La sécurité, c'est comme confier son coffre au cambrioleur
L'histoire est tellement belle qu'on la croirait inventée. LiteLLM, cette startup qui se présente comme le « gateway » sécurisé vers tous les modèles d'IA, a été victime la semaine dernière d'un malware particulièrement vicieux. Le logiciel malveillant n'a pas volé des données clients ou du code source. Non, il a siphonné les certifications de sécurité mêmes que LiteLLM brandissait comme preuve de sa fiabilité. La cerise sur le gâteau empoisonné ? Ces précieux sésames avaient été obtenus via Delve, une autre startup spécialisée dans l'audit de conformité. LiteLLM a donc payé Delve pour obtenir des badges de confiance, et Delve (ou son écosystème compromis) a servi de vecteur pour les faire disparaître. On appelle ça un retour sur investissement négatif.
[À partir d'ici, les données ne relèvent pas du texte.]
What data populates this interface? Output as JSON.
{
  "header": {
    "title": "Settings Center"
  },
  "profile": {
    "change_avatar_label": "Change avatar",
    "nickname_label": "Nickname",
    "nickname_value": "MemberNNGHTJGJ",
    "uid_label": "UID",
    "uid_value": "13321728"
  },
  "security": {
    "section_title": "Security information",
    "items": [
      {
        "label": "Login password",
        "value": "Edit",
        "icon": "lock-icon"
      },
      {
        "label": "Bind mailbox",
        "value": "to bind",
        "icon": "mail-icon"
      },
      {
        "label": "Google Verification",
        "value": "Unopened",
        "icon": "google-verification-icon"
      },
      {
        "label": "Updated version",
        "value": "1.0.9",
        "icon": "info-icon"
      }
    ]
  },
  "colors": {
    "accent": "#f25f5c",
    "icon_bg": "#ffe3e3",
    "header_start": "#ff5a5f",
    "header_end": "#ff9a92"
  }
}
Delve, l'auditeur fantôme qui valide n'importe quoi
Creusons le terrier. Delve se vend comme la solution rapide et pas chère pour obtenir des certifications style SOC 2, le must pour rassurer les entreprises clientes. Leur pitch ? Automatiser l'ennuyeux processus d'audit. Traduction en langage Susanoo : vendre des attestations à la chaîne avec un contrôle minimum. Le modèle est connu : inonder le marché de startups en manque de légitimité avec des certificats qui ne valent, au final, que le papier (numérique) sur lequel ils sont imprimés. LiteLLM est tombée dans le panneau, a obtenu ses deux jolis badges, et les a probablement affichés sur sa homepage. Sauf que l'infrastructure de Delve, ou un de ses outils, était si pourrie qu'un malware a pu passer à travers et chipper les identifiants d'accès aux plateformes de certification. LiteLLM s'est fait voler la clé de son propre coffre-fort… par le serrurier qu'elle avait engagé.
L'arnaque de la "compliance as a service" en pleine lumière
Cet incident n'est pas un simple bug. C'est la faillite d'un système. L'industrie de la tech a créé un marché parallèle frénétique : la « compliance ». Des armées de consultants et de startups comme Delve promettent aux jeunes pousses de leur obtenir, contre monnaie sonnante et trébuchante, les précieux sésames qui ouvrent les portes des grands comptes. Personne ne regarde vraiment dans le détail. Tout le monde est pressé. LiteLLM voulait des certificats pour vendre, Delve voulait des revenus pour lever des fonds. La sécurité réelle était la variable d'ajustement. Résultat : un malware basique a mis à nu toute la chaîne de confiance. Les clients de LiteLLM qui comptaient sur ces certifications pour envoyer leurs données sensibles doivent se sentir merveilleusement trahis.
Qui sont les vrais coupables ? Les VC qui financent cette mascarade
Ne pleurons pas sur LiteLLM. La startup a fait un choix économique : externaliser un processus critique à l'acteur le moins cher et le plus rapide. Mais regardons plus haut. Quels investisseurs ont jeté des millions dans Delve pour « révolutionner l'audit de sécurité » sans se poser de questions sur la solidité de leur propre produit ? Quels clients achetaient, les yeux fermés, le discours de LiteLLM parce qu'un logo SOC 2 faisait bien sur une slide ? Cet incident est un microcosme de l'écosystème IA actuel : une course effrénée vers le feature-shipping et le growth hacking, où les fondamentaux — comme ne pas se faire piller par son partenaire de sécurité — sont considérés comme des détails techniques. La confiance n'est plus audité, elle est commoditisée, packagée et vendue au rabais. Jusqu'à ce que tout s'effondre.
La morale de l'histoire ? Dans la ruée vers l'or IA, ceux qui vendent les pelles et les tamis (les auditeurs, les plateformes de compliance) sont parfois des escrocs. Et ceux qui achètent les pelles (les startups comme LiteLLM) sont parfois si pressés de creuser qu'ils oublient de vérifier si le manche est solide. Tout le monde perd, sauf les hackers et, peut-être, les avocats en responsabilité civile qui vont se frotter les mains.